The sun eventually did come up and Police Captain Jim Brass found himself staring at the wrecked and deserted Monte Carlo twenty feet into the cemetery over shattered and broken tombstones and upturned earth from the direction of Puckett Street across Harmon Avenue. The cemetery caretakers were not going to like this damage. An officer had reported the wreck at seven o'clock. The morning dew had dried and he was facing a mystery that defied the lengths of logic. Criminologist Gil Grissom also arrived not far from him. The morning sun quickly baked his bare forehead as Grissom pulled on tinted glasses and he grabbed his forensic kit. Rational, logical and astute, he looked up to Brass with another of those faces that made his morning.

"I've got Sara on the shooting victim." He started. "Is this the car of our suspected shooters?"

"Yeah," Brass looked at him a bit unnerved and steered him away from going over it for forensics. "I've got something else to show you." He flipped open his pad to read it to Grissom. "Car is registered to one James Kendall, eighteen. Escaped juvie with one Baron Sadler, seventeen, last month, the two of them both have records for assault, burglary, manslaughter and possession of drugs."

"Nice to know they got a hobby." Grissom walked the cemetery with Brass toward his associate Warrick Brown in the cemetery. He seemed to photographing something in the dirt.

"Last night," Brass continued. "The two of them shot and killed one Jason Scott Troy, thirty-five, a freelance artist and writer… a shot to the stomach, a shot to the chest and four to the head."

"Overkill."

"They took off in this direction, ran the stop sign and wrecked the car." Brass continued. "Officers found their bodies here two hundred and seventy-six feet from the car." Brass looked at Grissom with a look challenging him to figure this out. Grissom just moved around Warrick in stunned shock and looked to the ground.

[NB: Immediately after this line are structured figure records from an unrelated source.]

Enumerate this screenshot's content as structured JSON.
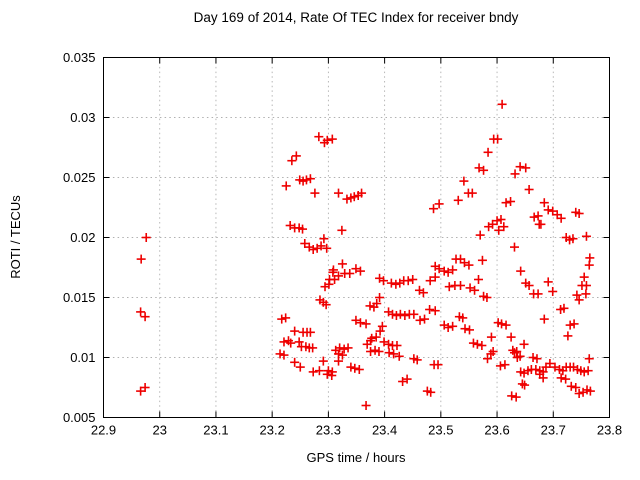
{
  "window": {
    "background": "#ffffff"
  },
  "chart_data": {
    "type": "scatter",
    "title": "Day 169 of 2014, Rate Of TEC Index for receiver bndy",
    "xlabel": "GPS time / hours",
    "ylabel": "ROTI / TECUs",
    "xlim": [
      22.9,
      23.8
    ],
    "ylim": [
      0.005,
      0.035
    ],
    "grid": true,
    "legend": "none",
    "border_color": "#000000",
    "grid_color": "#b0b0b0",
    "marker": {
      "shape": "plus",
      "color": "#ee0000",
      "size": 9,
      "stroke": 1.6
    },
    "xticks": {
      "values": [
        22.9,
        23.0,
        23.1,
        23.2,
        23.3,
        23.4,
        23.5,
        23.6,
        23.7,
        23.8
      ],
      "labels": [
        "22.9",
        "23",
        "23.1",
        "23.2",
        "23.3",
        "23.4",
        "23.5",
        "23.6",
        "23.7",
        "23.8"
      ]
    },
    "yticks": {
      "values": [
        0.005,
        0.01,
        0.015,
        0.02,
        0.025,
        0.03,
        0.035
      ],
      "labels": [
        "0.005",
        "0.01",
        "0.015",
        "0.02",
        "0.025",
        "0.03",
        "0.035"
      ]
    },
    "series": [
      {
        "name": "ROTI",
        "points": [
          [
            22.966,
            0.0072
          ],
          [
            22.966,
            0.0138
          ],
          [
            22.967,
            0.0182
          ],
          [
            22.974,
            0.0075
          ],
          [
            22.974,
            0.0134
          ],
          [
            22.976,
            0.02
          ],
          [
            23.214,
            0.0103
          ],
          [
            23.217,
            0.0132
          ],
          [
            23.221,
            0.0102
          ],
          [
            23.221,
            0.0113
          ],
          [
            23.224,
            0.0133
          ],
          [
            23.225,
            0.0243
          ],
          [
            23.229,
            0.0114
          ],
          [
            23.232,
            0.021
          ],
          [
            23.233,
            0.0112
          ],
          [
            23.235,
            0.0264
          ],
          [
            23.24,
            0.0096
          ],
          [
            23.24,
            0.0122
          ],
          [
            23.24,
            0.0208
          ],
          [
            23.243,
            0.0268
          ],
          [
            23.248,
            0.0113
          ],
          [
            23.248,
            0.0208
          ],
          [
            23.249,
            0.0248
          ],
          [
            23.25,
            0.0092
          ],
          [
            23.252,
            0.0109
          ],
          [
            23.254,
            0.0207
          ],
          [
            23.255,
            0.0121
          ],
          [
            23.255,
            0.0247
          ],
          [
            23.258,
            0.0195
          ],
          [
            23.26,
            0.0109
          ],
          [
            23.261,
            0.0248
          ],
          [
            23.262,
            0.0121
          ],
          [
            23.266,
            0.0108
          ],
          [
            23.266,
            0.0192
          ],
          [
            23.268,
            0.0121
          ],
          [
            23.268,
            0.0249
          ],
          [
            23.272,
            0.0108
          ],
          [
            23.273,
            0.0088
          ],
          [
            23.273,
            0.019
          ],
          [
            23.276,
            0.0237
          ],
          [
            23.28,
            0.0191
          ],
          [
            23.283,
            0.0284
          ],
          [
            23.284,
            0.0089
          ],
          [
            23.285,
            0.0148
          ],
          [
            23.287,
            0.0193
          ],
          [
            23.291,
            0.0097
          ],
          [
            23.291,
            0.0146
          ],
          [
            23.292,
            0.0199
          ],
          [
            23.293,
            0.0279
          ],
          [
            23.294,
            0.0159
          ],
          [
            23.296,
            0.0144
          ],
          [
            23.297,
            0.0191
          ],
          [
            23.298,
            0.0086
          ],
          [
            23.298,
            0.0281
          ],
          [
            23.3,
            0.0089
          ],
          [
            23.301,
            0.0161
          ],
          [
            23.302,
            0.0165
          ],
          [
            23.306,
            0.0085
          ],
          [
            23.307,
            0.0088
          ],
          [
            23.307,
            0.0282
          ],
          [
            23.308,
            0.0171
          ],
          [
            23.309,
            0.0173
          ],
          [
            23.311,
            0.0165
          ],
          [
            23.313,
            0.0106
          ],
          [
            23.318,
            0.0097
          ],
          [
            23.318,
            0.0103
          ],
          [
            23.318,
            0.0168
          ],
          [
            23.318,
            0.0237
          ],
          [
            23.32,
            0.0108
          ],
          [
            23.324,
            0.0206
          ],
          [
            23.325,
            0.0102
          ],
          [
            23.325,
            0.0178
          ],
          [
            23.328,
            0.0107
          ],
          [
            23.329,
            0.017
          ],
          [
            23.333,
            0.0232
          ],
          [
            23.335,
            0.0108
          ],
          [
            23.338,
            0.017
          ],
          [
            23.34,
            0.0092
          ],
          [
            23.34,
            0.0233
          ],
          [
            23.346,
            0.0234
          ],
          [
            23.347,
            0.0091
          ],
          [
            23.349,
            0.0131
          ],
          [
            23.349,
            0.0174
          ],
          [
            23.353,
            0.0235
          ],
          [
            23.355,
            0.009
          ],
          [
            23.357,
            0.0129
          ],
          [
            23.357,
            0.0172
          ],
          [
            23.359,
            0.0237
          ],
          [
            23.367,
            0.006
          ],
          [
            23.367,
            0.0128
          ],
          [
            23.369,
            0.0111
          ],
          [
            23.374,
            0.0143
          ],
          [
            23.375,
            0.0105
          ],
          [
            23.375,
            0.0114
          ],
          [
            23.377,
            0.0116
          ],
          [
            23.381,
            0.0142
          ],
          [
            23.383,
            0.0106
          ],
          [
            23.385,
            0.0117
          ],
          [
            23.386,
            0.0145
          ],
          [
            23.39,
            0.0105
          ],
          [
            23.391,
            0.015
          ],
          [
            23.391,
            0.0166
          ],
          [
            23.392,
            0.0122
          ],
          [
            23.396,
            0.0126
          ],
          [
            23.398,
            0.0164
          ],
          [
            23.399,
            0.0113
          ],
          [
            23.407,
            0.0111
          ],
          [
            23.407,
            0.0138
          ],
          [
            23.408,
            0.0104
          ],
          [
            23.412,
            0.0162
          ],
          [
            23.414,
            0.011
          ],
          [
            23.414,
            0.0136
          ],
          [
            23.416,
            0.0103
          ],
          [
            23.42,
            0.0161
          ],
          [
            23.421,
            0.0135
          ],
          [
            23.422,
            0.011
          ],
          [
            23.426,
            0.0101
          ],
          [
            23.427,
            0.0162
          ],
          [
            23.428,
            0.0136
          ],
          [
            23.432,
            0.008
          ],
          [
            23.434,
            0.0164
          ],
          [
            23.436,
            0.0135
          ],
          [
            23.44,
            0.0082
          ],
          [
            23.442,
            0.0164
          ],
          [
            23.444,
            0.0136
          ],
          [
            23.45,
            0.0165
          ],
          [
            23.452,
            0.0099
          ],
          [
            23.452,
            0.0136
          ],
          [
            23.458,
            0.0098
          ],
          [
            23.462,
            0.0156
          ],
          [
            23.463,
            0.0131
          ],
          [
            23.469,
            0.0154
          ],
          [
            23.471,
            0.0132
          ],
          [
            23.476,
            0.0072
          ],
          [
            23.48,
            0.014
          ],
          [
            23.481,
            0.0164
          ],
          [
            23.482,
            0.0071
          ],
          [
            23.487,
            0.0224
          ],
          [
            23.488,
            0.0094
          ],
          [
            23.49,
            0.0139
          ],
          [
            23.49,
            0.0167
          ],
          [
            23.49,
            0.0176
          ],
          [
            23.495,
            0.0094
          ],
          [
            23.497,
            0.0174
          ],
          [
            23.497,
            0.0228
          ],
          [
            23.506,
            0.0127
          ],
          [
            23.506,
            0.0172
          ],
          [
            23.513,
            0.0125
          ],
          [
            23.513,
            0.0171
          ],
          [
            23.515,
            0.0159
          ],
          [
            23.521,
            0.0126
          ],
          [
            23.521,
            0.0173
          ],
          [
            23.525,
            0.016
          ],
          [
            23.527,
            0.0182
          ],
          [
            23.531,
            0.0231
          ],
          [
            23.533,
            0.0134
          ],
          [
            23.535,
            0.016
          ],
          [
            23.535,
            0.0182
          ],
          [
            23.539,
            0.0133
          ],
          [
            23.541,
            0.0247
          ],
          [
            23.542,
            0.0179
          ],
          [
            23.543,
            0.0124
          ],
          [
            23.549,
            0.0237
          ],
          [
            23.55,
            0.0177
          ],
          [
            23.551,
            0.0123
          ],
          [
            23.552,
            0.0158
          ],
          [
            23.556,
            0.0237
          ],
          [
            23.558,
            0.0112
          ],
          [
            23.56,
            0.0156
          ],
          [
            23.565,
            0.0111
          ],
          [
            23.567,
            0.0165
          ],
          [
            23.568,
            0.0258
          ],
          [
            23.57,
            0.0202
          ],
          [
            23.573,
            0.011
          ],
          [
            23.574,
            0.0181
          ],
          [
            23.576,
            0.0151
          ],
          [
            23.576,
            0.0256
          ],
          [
            23.582,
            0.015
          ],
          [
            23.583,
            0.0099
          ],
          [
            23.584,
            0.0271
          ],
          [
            23.585,
            0.0209
          ],
          [
            23.589,
            0.0103
          ],
          [
            23.59,
            0.0117
          ],
          [
            23.592,
            0.0211
          ],
          [
            23.593,
            0.0105
          ],
          [
            23.594,
            0.0282
          ],
          [
            23.6,
            0.0214
          ],
          [
            23.601,
            0.0282
          ],
          [
            23.602,
            0.0129
          ],
          [
            23.603,
            0.0206
          ],
          [
            23.606,
            0.0093
          ],
          [
            23.607,
            0.0215
          ],
          [
            23.608,
            0.0128
          ],
          [
            23.609,
            0.0311
          ],
          [
            23.612,
            0.0209
          ],
          [
            23.614,
            0.0094
          ],
          [
            23.616,
            0.0127
          ],
          [
            23.616,
            0.0229
          ],
          [
            23.624,
            0.023
          ],
          [
            23.625,
            0.0117
          ],
          [
            23.626,
            0.0068
          ],
          [
            23.628,
            0.0106
          ],
          [
            23.631,
            0.0104
          ],
          [
            23.631,
            0.0192
          ],
          [
            23.632,
            0.0253
          ],
          [
            23.634,
            0.0067
          ],
          [
            23.635,
            0.0105
          ],
          [
            23.636,
            0.01
          ],
          [
            23.641,
            0.0101
          ],
          [
            23.641,
            0.0259
          ],
          [
            23.642,
            0.0088
          ],
          [
            23.642,
            0.0172
          ],
          [
            23.645,
            0.0078
          ],
          [
            23.648,
            0.0087
          ],
          [
            23.648,
            0.0111
          ],
          [
            23.649,
            0.0077
          ],
          [
            23.651,
            0.0162
          ],
          [
            23.651,
            0.0258
          ],
          [
            23.655,
            0.0089
          ],
          [
            23.657,
            0.016
          ],
          [
            23.657,
            0.024
          ],
          [
            23.661,
            0.009
          ],
          [
            23.664,
            0.01
          ],
          [
            23.665,
            0.0153
          ],
          [
            23.666,
            0.0217
          ],
          [
            23.669,
            0.009
          ],
          [
            23.671,
            0.0099
          ],
          [
            23.673,
            0.0153
          ],
          [
            23.673,
            0.0218
          ],
          [
            23.675,
            0.0211
          ],
          [
            23.676,
            0.0086
          ],
          [
            23.676,
            0.0089
          ],
          [
            23.678,
            0.0211
          ],
          [
            23.682,
            0.0083
          ],
          [
            23.682,
            0.0088
          ],
          [
            23.684,
            0.0132
          ],
          [
            23.684,
            0.0229
          ],
          [
            23.687,
            0.0092
          ],
          [
            23.691,
            0.0163
          ],
          [
            23.691,
            0.0223
          ],
          [
            23.694,
            0.0095
          ],
          [
            23.699,
            0.0155
          ],
          [
            23.699,
            0.0222
          ],
          [
            23.703,
            0.0092
          ],
          [
            23.707,
            0.0219
          ],
          [
            23.711,
            0.009
          ],
          [
            23.713,
            0.014
          ],
          [
            23.714,
            0.0083
          ],
          [
            23.714,
            0.0216
          ],
          [
            23.717,
            0.0089
          ],
          [
            23.719,
            0.0141
          ],
          [
            23.722,
            0.0082
          ],
          [
            23.723,
            0.0092
          ],
          [
            23.723,
            0.02
          ],
          [
            23.726,
            0.0118
          ],
          [
            23.729,
            0.0198
          ],
          [
            23.73,
            0.0092
          ],
          [
            23.73,
            0.0127
          ],
          [
            23.732,
            0.0076
          ],
          [
            23.735,
            0.0199
          ],
          [
            23.736,
            0.0092
          ],
          [
            23.737,
            0.0128
          ],
          [
            23.74,
            0.0075
          ],
          [
            23.74,
            0.0221
          ],
          [
            23.742,
            0.0152
          ],
          [
            23.743,
            0.009
          ],
          [
            23.746,
            0.007
          ],
          [
            23.746,
            0.0148
          ],
          [
            23.746,
            0.022
          ],
          [
            23.749,
            0.0089
          ],
          [
            23.751,
            0.016
          ],
          [
            23.753,
            0.0071
          ],
          [
            23.755,
            0.0088
          ],
          [
            23.755,
            0.0167
          ],
          [
            23.758,
            0.0153
          ],
          [
            23.759,
            0.016
          ],
          [
            23.759,
            0.0201
          ],
          [
            23.76,
            0.0073
          ],
          [
            23.762,
            0.0089
          ],
          [
            23.764,
            0.0099
          ],
          [
            23.764,
            0.0177
          ],
          [
            23.765,
            0.0183
          ],
          [
            23.766,
            0.0072
          ]
        ]
      }
    ]
  }
}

His jaw dropped and he removed his glasses in two simultaneous movements.

Kendall and Sadler had been buried in the ground upside down up to their ankles. Two pairs of high-priced sneakers still being worn by their owners were sticking out of the intact ground. The grass was undisturbed, there was no sign of disturbed topsoil and the obviously dead punks were driven into the earth by forces unknown. Warrick just continued blinking his eyes trying to get into the right mind to accept what his eyes told him. Grissom looked back to the boys' car almost two hundred feet away and back to their feet sticking out of the ground.

"How fast were they going when they hit the cemetery wall?" Grissom asked out loud.